Each dict must contain the following keys:
- field_name
- A str representing the DB field name.
- db_data_type
- A str representing the field type in the database, eg: 'varchar(10)'.
Then, for every field, you should define a method within your class which is is named following this template: get_extra_{field_name}_data. This method will be called for every imported record with a dict containing the row data.
Warning
Make sure there is no collision between these fields and the fields defined in mapping_list.
- classmethod get_batch_source_path_exists(batch_source_path, odbc_kwargs={})¶
Check if the batch source-path exists in the database.
Parameters: - batch_source_path – The batch source-path (str).
- odbc_kwargs –
A dict containing the ODBC connection keyword arguments. E.g.:
{ 'dsn': 'TestDSN', }
Returns: True if it already exists, else False.
- get_extra_batch_import_timestamp_data(row_data_dict)¶
Return batch import timestamp.
Parameters: row_data_dict – A dict containing the row-data. Returns: A str in ISO 8601 format, with a space a separator.
- get_extra_batch_source_name_data(row_data_dict)¶
Return batch source name.
Parameters: row_data_dict – A dict containing the row-data. Returns: The value set in batch_source_name.
- get_extra_batch_source_path_data(row_data_dict)¶
Return batch source path.
Parameters: row_data_dict – A dict containing the row-data. Returns: A str containing the batch-source path (this is given as the batch_source_path argument on constructing this class).
- classmethod get_last_imported_batch_source_path(odbc_kwargs)¶
Return the last imported batch source-path.
Parameters: odbc_kwargs – A dict containing the ODBC connection keyword arguments. E.g.:
{ 'dsn': 'TestDSN', }
Returns: A str representing the last imported batch source-path.
- get_sql_create_table_statement()¶
Return SQL statement for creating the DB table.
This will first use the fields specified in extra_fields, followed by the fields in mapping_list.

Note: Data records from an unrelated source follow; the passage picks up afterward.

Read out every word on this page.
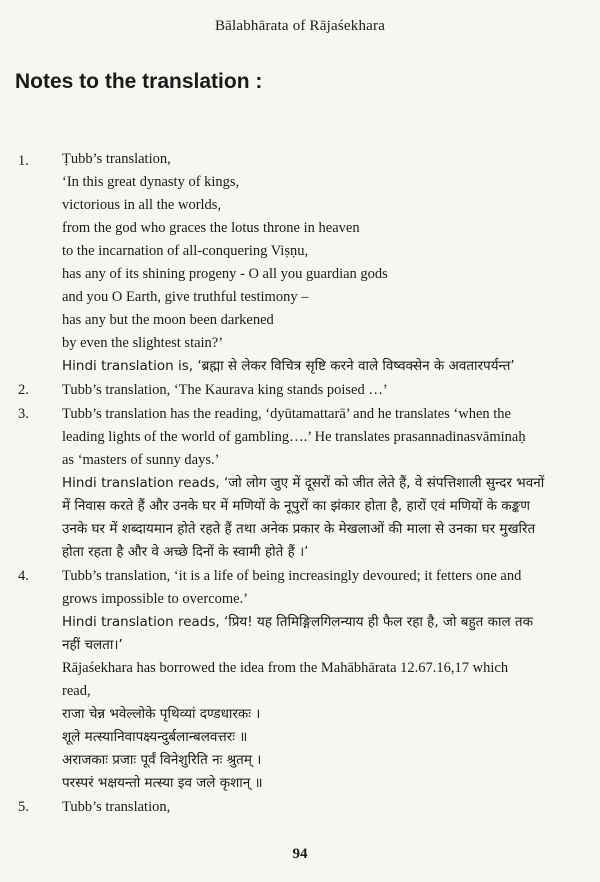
Bālabhārata of Rājaśekhara
Notes to the translation :
1. Ṭubb’s translation,
‘In this great dynasty of kings,
victorious in all the worlds,
from the god who graces the lotus throne in heaven
to the incarnation of all-conquering Viṣṇu,
has any of its shining progeny - O all you guardian gods
and you O Earth, give truthful testimony –
has any but the moon been darkened
by even the slightest stain?’
Hindi translation is, ‘ब्रह्मा से लेकर विचित्र सृष्टि करने वाले विष्वक्सेन के अवतारपर्यन्त’
2. Tubb’s translation, ‘The Kaurava king stands poised …’
3. Tubb’s translation has the reading, ‘dyūtamattarā’ and he translates ‘when the
leading lights of the world of gambling….’ He translates prasannadinasvāminaḥ
as ‘masters of sunny days.’
Hindi translation reads, ‘जो लोग जुए में दूसरों को जीत लेते हैं, वे संपत्तिशाली सुन्दर भवनों
में निवास करते हैं और उनके घर में मणियों के नूपुरों का झंकार होता है, हारों एवं मणियों के कङ्कण
उनके घर में शब्दायमान होते रहते हैं तथा अनेक प्रकार के मेखलाओं की माला से उनका घर मुखरित
होता रहता है और वे अच्छे दिनों के स्वामी होते हैं ।’
4. Tubb’s translation, ‘it is a life of being increasingly devoured; it fetters one and
grows impossible to overcome.’
Hindi translation reads, ‘प्रिय! यह तिमिङ्गिलगिलन्याय ही फैल रहा है, जो बहुत काल तक
नहीं चलता।’
Rājaśekhara has borrowed the idea from the Mahābhārata 12.67.16,17 which
read,
राजा चेन्न भवेल्लोके पृथिव्यां दण्डधारकः ।
शूले मत्स्यानिवापक्ष्यन्दुर्बलान्बलवत्तरः ॥
अराजकाः प्रजाः पूर्वं विनेशुरिति नः श्रुतम् ।
परस्परं भक्षयन्तो मत्स्या इव जले कृशान् ॥
5. Tubb’s translation,
94
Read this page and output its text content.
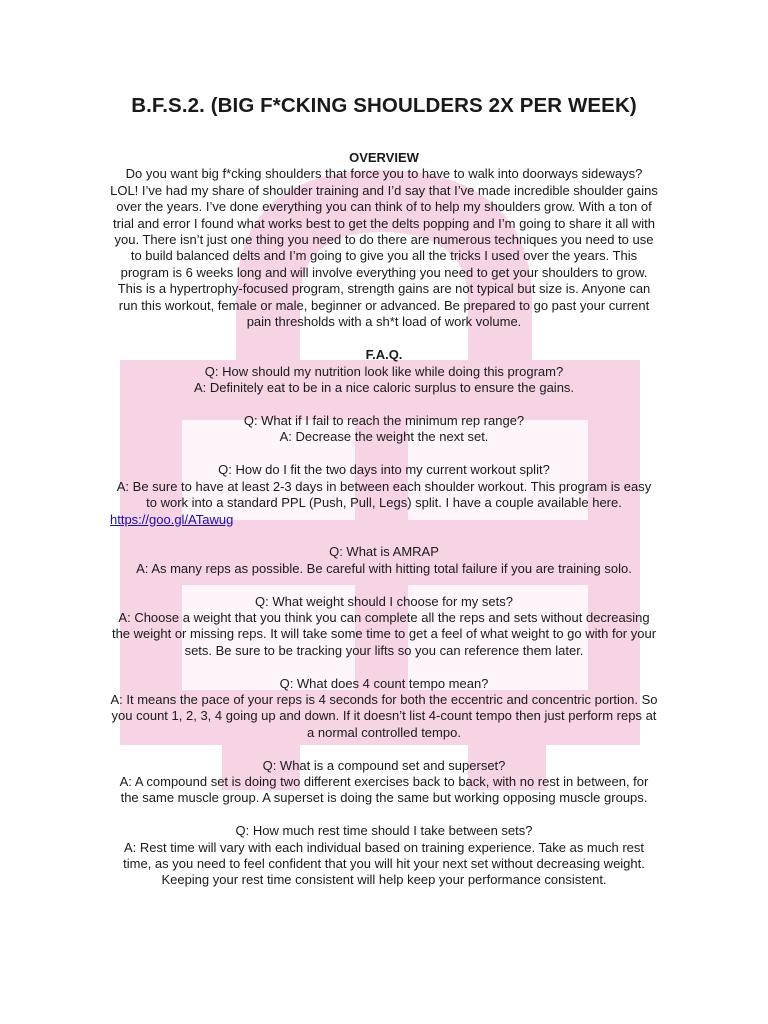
B.F.S.2. (BIG F*CKING SHOULDERS 2X PER WEEK)
OVERVIEW

Do you want big f*cking shoulders that force you to have to walk into doorways sideways? LOL! I’ve had my share of shoulder training and I’d say that I’ve made incredible shoulder gains over the years. I’ve done everything you can think of to help my shoulders grow. With a ton of trial and error I found what works best to get the delts popping and I’m going to share it all with you. There isn’t just one thing you need to do there are numerous techniques you need to use to build balanced delts and I’m going to give you all the tricks I used over the years. This program is 6 weeks long and will involve everything you need to get your shoulders to grow. This is a hypertrophy-focused program, strength gains are not typical but size is. Anyone can run this workout, female or male, beginner or advanced. Be prepared to go past your current pain thresholds with a sh*t load of work volume.

F.A.Q.

Q: How should my nutrition look like while doing this program?

A: Definitely eat to be in a nice caloric surplus to ensure the gains.

Q: What if I fail to reach the minimum rep range?

A: Decrease the weight the next set.

Q: How do I fit the two days into my current workout split?

A: Be sure to have at least 2-3 days in between each shoulder workout. This program is easy to work into a standard PPL (Push, Pull, Legs) split. I have a couple available here.

https://goo.gl/ATawug

Q: What is AMRAP

A: As many reps as possible. Be careful with hitting total failure if you are training solo.

Q: What weight should I choose for my sets?

A: Choose a weight that you think you can complete all the reps and sets without decreasing the weight or missing reps. It will take some time to get a feel of what weight to go with for your sets. Be sure to be tracking your lifts so you can reference them later.

Q: What does 4 count tempo mean?

A: It means the pace of your reps is 4 seconds for both the eccentric and concentric portion. So you count 1, 2, 3, 4 going up and down. If it doesn’t list 4-count tempo then just perform reps at a normal controlled tempo.

Q: What is a compound set and superset?

A: A compound set is doing two different exercises back to back, with no rest in between, for the same muscle group. A superset is doing the same but working opposing muscle groups.

Q: How much rest time should I take between sets?

A: Rest time will vary with each individual based on training experience. Take as much rest time, as you need to feel confident that you will hit your next set without decreasing weight. Keeping your rest time consistent will help keep your performance consistent.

Returns: A str representing the SQL statement.
- mapping_list = ()¶
A tuple of dict objects to map record columns to db columns.
The fields specified in this list might be a sub-set of the available fields in the record. Only specify the fields you want to store in the DB.
Each dict must contain the following keys:
- field_name
- A str representing the field name as it is in the dict containing the data (as returned by the reader_obj).
- db_data_type
- A str representing the field type in the database, eg: 'varchar(10)'.
Optionally, each dict can contain the following keys:
- db_field_name
- A str representing the field name within the database. This only needs to be set when it does not match with the source field name.
- start_import()¶
Start the import.
This will import all the data from the reader_obj argument (given when constructing BaseImporter). In case there are no errors, it will commit the import at the end.
Raises: BatchImportError when there are errors during the import. Errors are logged to the logger object. Raises: AlreadyImportedError when there already an import exists with the same batch-source path. Before starting your import, you can test this by calling get_batch_source_path_exists().
- table_name = ''¶
Name of the database table (excluding the schema) (str).
- reader_obj –
Exceptions¶
- exception pyvertica.importer.BatchImportError¶
Exception is raised when the batch import is returning errors.
- exception pyvertica.importer.AlreadyImportedError¶
Exception is raised when trying to import the same source twice.
- exception pyvertica.migrate.VerticaMigratorError¶
Error specific to the pyvertica.migrate module.